To distill the large number of model simulations into a small group of scenarios, it seems logical to focus on simulations that seem more credible, culling or weighting the results on the basis of some measure of skill……Furthermore, while many efforts have focused on ranking climate models based on how they simulate the time-averaged regional climate during a historical period [e.g., Gleckler et al., 2008; Brekke et al., 2008], for impact assessments, in particular, a better basis for model ranking might be their ability to simulate regional climate sensitivity to a change in global climate forcing, provided that a theoretical and observational basis for such analysis can be established.
My Comment: The ranking of models by their ability to simulate regional climate statistics during the historical period should be the requirement to document model skill. To rank by “regional climate sensitivity” to a change in global climate forcing is just a model prescribed evaluation! It tosses out the need to compare with real world observations.
In any case, while some studies have shown that ranking models has led to a separation in future responses [e.g., Walsh et al., 2008], others have shown that considering metrics of model skill has generally made little difference either to detection and attribution studies or for representing likely future change.
My Comment: This sentence is really nonsensical. There is no observational validation set presented to verify what is a “likely future change”, for example. They do not present what are their “metrics of model skill“.
In summary, and based on the evaluations cited above, it seems justifiable to forgo culling or weighting climate projections based on perceptions of credibility.
My Comment: This is a remarkable confession. They write that “perceptions of credibility” is not to be used to assess model prediction skill
Results from new evaluations of models including CMIP5 (see http:// cmip -pcmdi .llnl .gov/ cmip5/) and the North American Regional Climate Change Assessment Program [Mearns et al., 2009] are arriving, along with new downscaled data repositories.
My Comment: This means that vast additional financial and people resources are going to be used on what is really a scientifically flawed approach.

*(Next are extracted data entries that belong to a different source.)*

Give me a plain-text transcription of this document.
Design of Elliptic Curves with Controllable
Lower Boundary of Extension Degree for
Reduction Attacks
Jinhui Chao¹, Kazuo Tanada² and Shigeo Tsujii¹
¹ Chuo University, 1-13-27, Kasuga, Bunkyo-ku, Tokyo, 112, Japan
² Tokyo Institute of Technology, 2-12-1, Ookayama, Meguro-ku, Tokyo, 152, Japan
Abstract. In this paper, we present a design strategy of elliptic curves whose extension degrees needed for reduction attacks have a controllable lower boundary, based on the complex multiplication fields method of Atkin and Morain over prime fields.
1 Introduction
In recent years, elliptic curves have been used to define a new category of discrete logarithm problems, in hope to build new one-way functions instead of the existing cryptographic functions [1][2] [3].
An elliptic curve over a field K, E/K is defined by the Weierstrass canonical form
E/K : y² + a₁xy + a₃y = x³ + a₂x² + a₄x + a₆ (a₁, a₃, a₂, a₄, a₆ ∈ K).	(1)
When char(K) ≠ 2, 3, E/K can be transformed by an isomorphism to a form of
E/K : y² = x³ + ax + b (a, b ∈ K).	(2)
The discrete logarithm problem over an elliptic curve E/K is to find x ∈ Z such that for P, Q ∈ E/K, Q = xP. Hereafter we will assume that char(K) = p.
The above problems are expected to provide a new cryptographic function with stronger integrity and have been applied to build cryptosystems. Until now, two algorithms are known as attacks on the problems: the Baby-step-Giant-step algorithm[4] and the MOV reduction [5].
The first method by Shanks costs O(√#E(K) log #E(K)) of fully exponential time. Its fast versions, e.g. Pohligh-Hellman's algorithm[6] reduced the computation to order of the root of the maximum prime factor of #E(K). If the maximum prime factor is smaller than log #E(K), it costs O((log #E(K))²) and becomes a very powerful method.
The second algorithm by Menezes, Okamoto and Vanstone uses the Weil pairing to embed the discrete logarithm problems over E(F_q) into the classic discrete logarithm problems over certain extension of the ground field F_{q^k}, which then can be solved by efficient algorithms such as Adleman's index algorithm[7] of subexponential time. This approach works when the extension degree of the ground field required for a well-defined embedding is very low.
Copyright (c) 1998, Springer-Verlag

It may be worth the effort to evaluate the relevant variables against observations, just to be cognizant of model biases, but recognize that most studies have found little or no difference in culling or weighting model outputs.
My Comment: In other words, observations are devalued as being an important part of the assessment of the skill of model predictions. This is such a deviation from the scientific method that I find it puzzling why funding agencies such as the NSF do not reject projects that make such a claim. Not only are they ignoring the need to properly validate model skill by using historical data, but they ignore that they also need to validate the model predictions for the CHANGES in climate statistics that result from human and natural climate forcings.
My Conclusion: The Mote et al 2011 EOS article provides documentation in their own words that illustrates why the creation of climate scenarios using multi-decadal global (and downscaled regional) model predictions do not add value for use by the impacts community [the research and policy communities who assess risks to key societal and environmental resources]. Even worse, they are misleading policymakers on what is achievable in terms of climate forecast skill.